At a Glance
Natural wastewater treatment system serves as a learning landscape and links new visitor center to the unique Corn Creek ecosystem.
Located about 20 miles north of Las Vegas, Nevada, the U.S. Fish & Wildlife Service’s (FWS) Corn Creek Field Station provides primary access to the Desert National Wildlife Refuge, a 1.5 million acre expanse of the Mojave Desert. The Refuge is located in the center of a unique riparian and wetland ecosystem that is fed by several deep aquifer springs. Corn Creek was home to Native Americans who were attracted to the lush plant and animal resources thriving around these springs for more than 5,000 years. The protection and preservation of the Refuge’s native species and their habitats is central to its mission.
When the FWS planned to construct a new, 16,000-square-foot visitor center at Corn Creek to improve the interpretive and educational experience at the Refuge, they sought a wastewater management system that would be appropriate for such a unique and challenging setting. As a key member of the site design team, Biohabitats created a natural wastewater treatment and groundwater recharge system designed to handle over 2,000 gpd of wastewater from the site. Featuring constructed wetlands and an intermittent sand filter, the system also serves as a learning landscape, providing educational opportunities for visitors from the Las Vegas area to learn about the ecosystem dynamics at work in the Refuge. Biohabitats worked closely with the Client and design team to provide collection and equalization of effluent from the Visitor’s Center and myriad existing facilities. Following treatment, water is discharged by gravity through a shallow drain field, allowing the water to slowly percolate through the local soils before rejoining the groundwater.

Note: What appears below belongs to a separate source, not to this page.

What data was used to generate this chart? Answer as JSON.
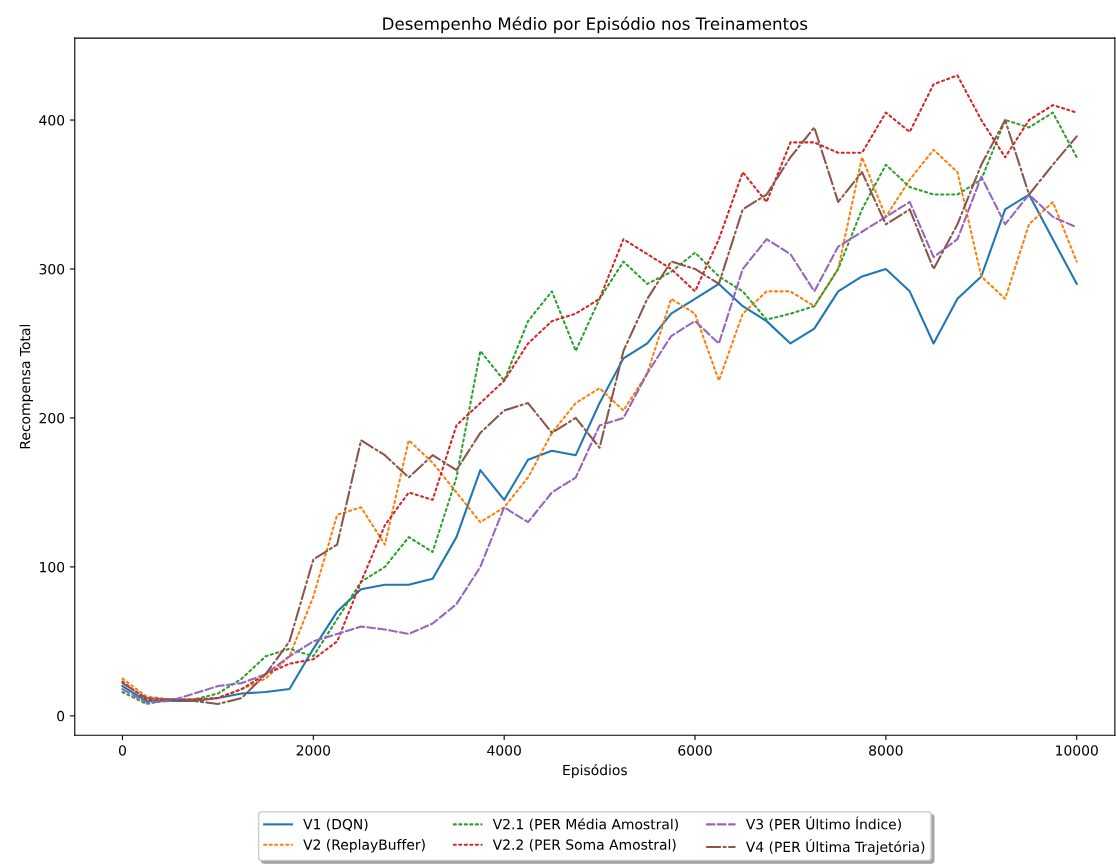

Biohabitats also provided ecological consulting and design for the renovation of one of the existing springs pools for use as a fire protection pond. Working with FWS biologists and Corn Creek staff, Biohabitats provided pond bottom topography, edge conditions, liner, level control structure and fire system outlet screens, piping, and valves that enhanced conditions for a rare spring fish and met water quality and temperature goals while safely accommodating firefighting needs should a fire ever break out in the area. The Biohabitats team worked diligently to incorporate these wildly varying goals into a comprehensive pond design that still allows it to function as a visitor amenity–a cool water retreat in this extraordinary Mojave Desert landscape.